A starry cast assembles for C4's attempt to plug the Black Mirror gap
A sci-fi anthology series which rewrites the very notion of dystopia and imagines our likely enslavement to technological 'progress'. If that sounds a little bit like the dictionary description of Black Mirror, then it applies equally to the show which Channel 4 has commissioned to seemingly replace Charlie Brooker's baby after he hotfooted it over to Netflix after two series. But instead of penning all-new nightmarish visions, Electric Dreams dips into the short story canon of late sci-fi doom-monger Philip K Dick. On the basis of its opening two slabs of techno-satire, Electric Dreams might be falling between the stools of warmly replicating Dick's work and being in thrall to the feel and heart of Black Mirror.
Episode one, 'The Hood Maker', was written by Dick in the mid-50s and imagines some post-apocalyptic terrain where the populace are up in arms about state surveillance while the cops use individuals with telepathic skills ('Teeps') to bring rabble-rousers to justice. Richard 'Robb Stark' Madden reclaims his Renfrewshire brogue from the Westeros-by-Bolton accent he adopted on Game of Thrones while nicking Harrison Ford's Deckard-look and attitude (plus Indiana Jones' hat) as he battles against a mass uprising while trying to get it on with his own sidekick Teep played by Holliday Grainger.
If this opener comes over all Blade Runnery, number two 'The Impossible Planet' echoes those Black Mirror strands where commerce attempted to facilitate a person's unrealistic hopes (such as the sort-of resurrection of Domhnall Gleeson's dead character in 'Be Right Back' and the complex simulated reality of 'San Junipero'). Starring Benedict Wong and Geraldine Chaplin, it features a woman (aged 350) wishing to take one last trip back to the now defunct planet formerly known as Earth. In and of themselves, both episodes are perfectly fine but have little in the way of an emotional impact that a number of the Black Mirror episodes achieved.

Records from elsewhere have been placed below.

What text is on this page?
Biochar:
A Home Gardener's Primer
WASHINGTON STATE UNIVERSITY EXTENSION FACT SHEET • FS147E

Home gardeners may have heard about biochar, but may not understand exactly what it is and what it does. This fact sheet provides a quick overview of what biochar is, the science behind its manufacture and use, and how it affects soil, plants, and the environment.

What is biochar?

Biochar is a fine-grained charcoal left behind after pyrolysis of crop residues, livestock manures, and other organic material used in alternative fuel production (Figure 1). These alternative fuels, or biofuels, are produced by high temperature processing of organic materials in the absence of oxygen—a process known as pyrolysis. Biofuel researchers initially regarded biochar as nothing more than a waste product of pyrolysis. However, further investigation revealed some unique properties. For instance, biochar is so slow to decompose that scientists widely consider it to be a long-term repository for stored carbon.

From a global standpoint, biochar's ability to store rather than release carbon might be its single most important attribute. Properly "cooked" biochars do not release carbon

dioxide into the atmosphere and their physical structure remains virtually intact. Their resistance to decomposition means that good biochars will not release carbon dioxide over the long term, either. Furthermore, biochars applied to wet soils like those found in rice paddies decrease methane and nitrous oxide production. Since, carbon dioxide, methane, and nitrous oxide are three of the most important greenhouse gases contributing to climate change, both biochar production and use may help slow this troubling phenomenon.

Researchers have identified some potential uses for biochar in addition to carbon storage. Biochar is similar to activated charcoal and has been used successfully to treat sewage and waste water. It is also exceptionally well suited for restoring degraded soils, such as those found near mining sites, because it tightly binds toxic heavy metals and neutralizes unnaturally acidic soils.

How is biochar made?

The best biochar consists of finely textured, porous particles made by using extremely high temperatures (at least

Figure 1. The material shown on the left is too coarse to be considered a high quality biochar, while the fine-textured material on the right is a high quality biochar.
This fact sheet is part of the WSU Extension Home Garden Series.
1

There are certainly plenty of attractions among the cast and creatives throughout the series with the likes of Julian Jarrold, Tony Grisoni, Jessica Mecklenburg and Ronald D Moore among the writers and directors while on acting duty we can enjoy Steve Buscemi, Sidse Babett Knudsen, Timothy Spall, Anna Paquin and Bryan Cranston. In the light of that line-up, it would be wrong to totally write off Electric Dreams but as an expensive fix to fill a gap in one channel's schedule, it might not quite bear the fruit it's aiming for.
Philip K Dick's Electric Dreams starts on Channel 4, Sun 17 Sep, 9pm.